La vulnerabilidad tiene al menos dos tipos fundamentales: una vulnerabilidad antropológica, entendida como una condición de fragilidad propia e intrínseca al ser humano por su ser biológico y psíquico; y una vulnerabilidad socio-política, que se deriva de la pertenencia a un grupo, género, localidad, medio, condición socio-económica, cultura o ambiente que convierte en vulnerables a los individuos. Esta última dimensión nos conduce a hablar de las capacidades y el reconocimiento como elementos clave del vínculo entre los seres humanos que es fundamento de la obligación moral, basada en el cuidado y la solidaridad en el marco de la justicia.

La Vulnerabilidad Antropológica: Una Condición Intrínseca

Ser vulnerable implica fragilidad, una situación de amenaza o la posibilidad de sufrir daño, lo que significa ser susceptible de recibir o padecer algo malo o doloroso, como una enfermedad, y también tener la posibilidad de ser herido física o emocionalmente. El origen del término “vulnerabilidad” es el latín “vulnus”, que significa herida, golpe, punzada, y también desgracia o aflicción. Esto abarca el daño psíquico, emocional y moral.

La vulnerabilidad tiene que ver, pues, con la posibilidad de sufrir, con la enfermedad, con el dolor, con la limitación, con la finitud y con la muerte. Esta última, en particular, representa la amenaza más poderosa que nos hace frágiles. La conciencia de dicha amenaza nos convierte en doblemente vulnerables por ser sabedores de nuestra finitud. La vida y lo que en ella hay es “preciosamente precaria”, de ahí su enorme valor, pero también su fragilidad.

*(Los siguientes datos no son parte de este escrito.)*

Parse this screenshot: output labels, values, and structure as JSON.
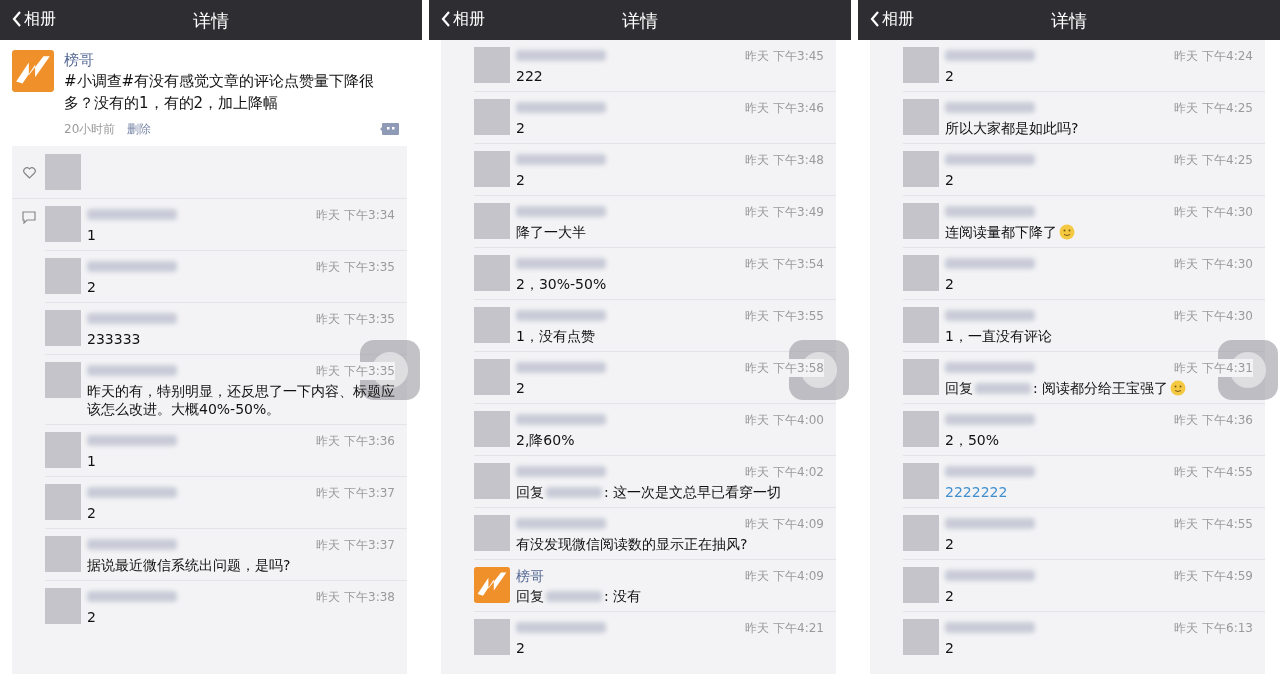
{
  "panels": [
    {
      "header": {
        "back": "相册",
        "title": "详情"
      },
      "overlay_button": true,
      "post": {
        "author": "榜哥",
        "avatar": {
          "kind": "logo"
        },
        "text": "#小调查#有没有感觉文章的评论点赞量下降很多？没有的1，有的2，加上降幅",
        "time": "20小时前",
        "delete": "删除"
      },
      "likes": [
        {
          "avatar": {
            "kind": "photo"
          }
        }
      ],
      "comments_icon": true,
      "comments": [
        {
          "avatar": {
            "kind": "photo"
          },
          "name_hidden": true,
          "time": "昨天 下午3:34",
          "text": "1"
        },
        {
          "avatar": {
            "kind": "photo"
          },
          "name_hidden": true,
          "time": "昨天 下午3:35",
          "text": "2"
        },
        {
          "avatar": {
            "kind": "photo"
          },
          "name_hidden": true,
          "time": "昨天 下午3:35",
          "text": "233333"
        },
        {
          "avatar": {
            "kind": "photo"
          },
          "name_hidden": true,
          "time": "昨天 下午3:35",
          "text": "昨天的有，特别明显，还反思了一下内容、标题应该怎么改进。大概40%-50%。"
        },
        {
          "avatar": {
            "kind": "photo"
          },
          "name_hidden": true,
          "time": "昨天 下午3:36",
          "text": "1"
        },
        {
          "avatar": {
            "kind": "photo"
          },
          "name_hidden": true,
          "time": "昨天 下午3:37",
          "text": "2"
        },
        {
          "avatar": {
            "kind": "photo"
          },
          "name_hidden": true,
          "time": "昨天 下午3:37",
          "text": "据说最近微信系统出问题，是吗?"
        },
        {
          "avatar": {
            "kind": "photo"
          },
          "name_hidden": true,
          "time": "昨天 下午3:38",
          "text": "2"
        }
      ]
    },
    {
      "header": {
        "back": "相册",
        "title": "详情"
      },
      "overlay_button": true,
      "comments": [
        {
          "avatar": {
            "kind": "photo"
          },
          "name_hidden": true,
          "time": "昨天 下午3:45",
          "text": "222"
        },
        {
          "avatar": {
            "kind": "photo"
          },
          "name_hidden": true,
          "time": "昨天 下午3:46",
          "text": "2"
        },
        {
          "avatar": {
            "kind": "photo"
          },
          "name_hidden": true,
          "time": "昨天 下午3:48",
          "text": "2"
        },
        {
          "avatar": {
            "kind": "photo"
          },
          "name_hidden": true,
          "time": "昨天 下午3:49",
          "text": "降了一大半"
        },
        {
          "avatar": {
            "kind": "photo"
          },
          "name_hidden": true,
          "time": "昨天 下午3:54",
          "text": "2，30%-50%"
        },
        {
          "avatar": {
            "kind": "photo"
          },
          "name_hidden": true,
          "time": "昨天 下午3:55",
          "text": "1，没有点赞"
        },
        {
          "avatar": {
            "kind": "photo"
          },
          "name_hidden": true,
          "time": "昨天 下午3:58",
          "text": "2"
        },
        {
          "avatar": {
            "kind": "photo"
          },
          "name_hidden": true,
          "time": "昨天 下午4:00",
          "text": "2,降60%"
        },
        {
          "avatar": {
            "kind": "photo"
          },
          "name_hidden": true,
          "time": "昨天 下午4:02",
          "reply_prefix": "回复",
          "text": ": 这一次是文总早已看穿一切"
        },
        {
          "avatar": {
            "kind": "photo"
          },
          "name_hidden": true,
          "time": "昨天 下午4:09",
          "text": "有没发现微信阅读数的显示正在抽风?"
        },
        {
          "avatar": {
            "kind": "logo"
          },
          "name": "榜哥",
          "name_hidden": false,
          "time": "昨天 下午4:09",
          "reply_prefix": "回复",
          "text": ": 没有"
        },
        {
          "avatar": {
            "kind": "photo"
          },
          "name_hidden": true,
          "time": "昨天 下午4:21",
          "text": "2"
        }
      ]
    },
    {
      "header": {
        "back": "相册",
        "title": "详情"
      },
      "overlay_button": true,
      "comments": [
        {
          "avatar": {
            "kind": "photo"
          },
          "name_hidden": true,
          "time": "昨天 下午4:24",
          "text": "2"
        },
        {
          "avatar": {
            "kind": "photo"
          },
          "name_hidden": true,
          "time": "昨天 下午4:25",
          "text": "所以大家都是如此吗?"
        },
        {
          "avatar": {
            "kind": "photo"
          },
          "name_hidden": true,
          "time": "昨天 下午4:25",
          "text": "2"
        },
        {
          "avatar": {
            "kind": "photo"
          },
          "name_hidden": true,
          "time": "昨天 下午4:30",
          "text": "连阅读量都下降了",
          "emoji": true
        },
        {
          "avatar": {
            "kind": "photo"
          },
          "name_hidden": true,
          "time": "昨天 下午4:30",
          "text": "2"
        },
        {
          "avatar": {
            "kind": "photo"
          },
          "name_hidden": true,
          "time": "昨天 下午4:30",
          "text": "1，一直没有评论"
        },
        {
          "avatar": {
            "kind": "photo"
          },
          "name_hidden": true,
          "time": "昨天 下午4:31",
          "reply_prefix": "回复",
          "text": ": 阅读都分给王宝强了",
          "emoji": true
        },
        {
          "avatar": {
            "kind": "photo"
          },
          "name_hidden": true,
          "time": "昨天 下午4:36",
          "text": "2，50%"
        },
        {
          "avatar": {
            "kind": "photo"
          },
          "name_hidden": true,
          "time": "昨天 下午4:55",
          "text": "2222222",
          "link": true
        },
        {
          "avatar": {
            "kind": "photo"
          },
          "name_hidden": true,
          "time": "昨天 下午4:55",
          "text": "2"
        },
        {
          "avatar": {
            "kind": "photo"
          },
          "name_hidden": true,
          "time": "昨天 下午4:59",
          "text": "2"
        },
        {
          "avatar": {
            "kind": "photo"
          },
          "name_hidden": true,
          "time": "昨天 下午6:13",
          "text": "2"
        }
      ]
    }
  ]
}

El ser humano es vulnerable y frágil por su misma condición corporal y mortal, pero también por su capacidad de sentir y pensar, de ser con otros y de desarrollar una conciencia moral. La paradoja de la autonomía y la vulnerabilidad reside en que, aunque aspiramos a ser autónomos, esta autonomía es una tarea constante que debemos ganar, precisamente porque somos vulnerables y nuestro horizonte es la búsqueda de esa autonomía. La vulnerabilidad antropológica es una constatación de la vida como un quehacer, como algo por construir desde nuestra radical finitud.

Esquema visual sobre la paradoja de la autonomía y la vulnerabilidad humana

La Vulnerabilidad Social: Factores Ambientales y Socioeconómicos

La vulnerabilidad se ha ido asociando no solo con las condiciones del individuo sino, cada vez más, con las condiciones del medio (ambientales, sociales o de otro tipo) en que su vida se desarrolla. Esto da lugar a la necesidad de incorporar los aspectos socioculturales en la comprensión de este concepto, razón por la cual se habla, frecuentemente, de poblaciones vulnerables.

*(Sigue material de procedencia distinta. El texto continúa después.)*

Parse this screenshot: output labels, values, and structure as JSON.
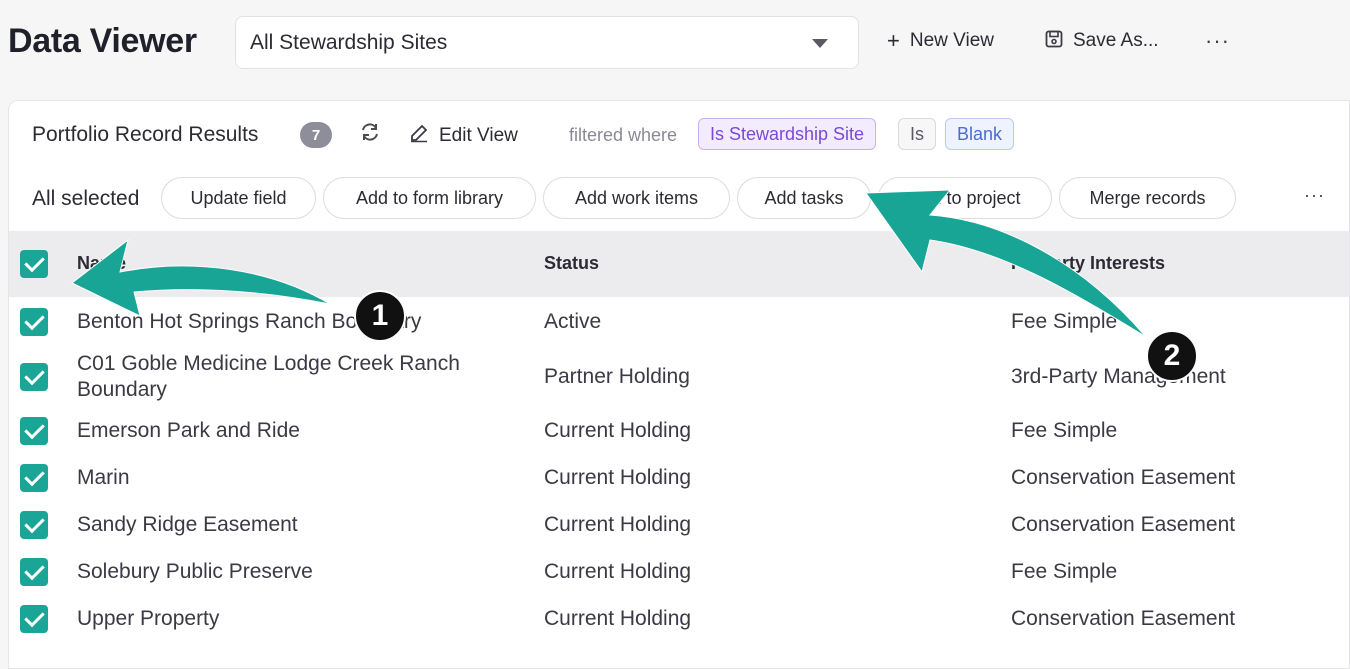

Estos grupos de personas, a consecuencia de las condiciones del medio en que viven, están en una situación de mayor susceptibilidad al daño, formando lo que se conoce como “espacios de vulnerabilidad”. Estos espacios actúan como un “clima” o “condiciones desfavorables” que exponen a las personas a mayores riesgos, a situaciones de falta de poder o control, y a la imposibilidad de cambiar sus circunstancias, llevándolas a la desprotección. La vulnerabilidad social tiene dos dimensiones principales: la exposición a contingencias y tensiones, y la dificultad de enfrentarse a ellas. Esto se articula en tres coordenadas: la exposición (riesgo de ser expuestos a crisis), la capacidad (riesgo de no tener recursos para enfrentarse a ellas) y la potencialidad (riesgo de sufrir serias consecuencias). Este planteamiento permite entender que la vulnerabilidad social amplifica notablemente la vulnerabilidad antropológica en función de factores ambientales o sociales que interaccionan entre sí.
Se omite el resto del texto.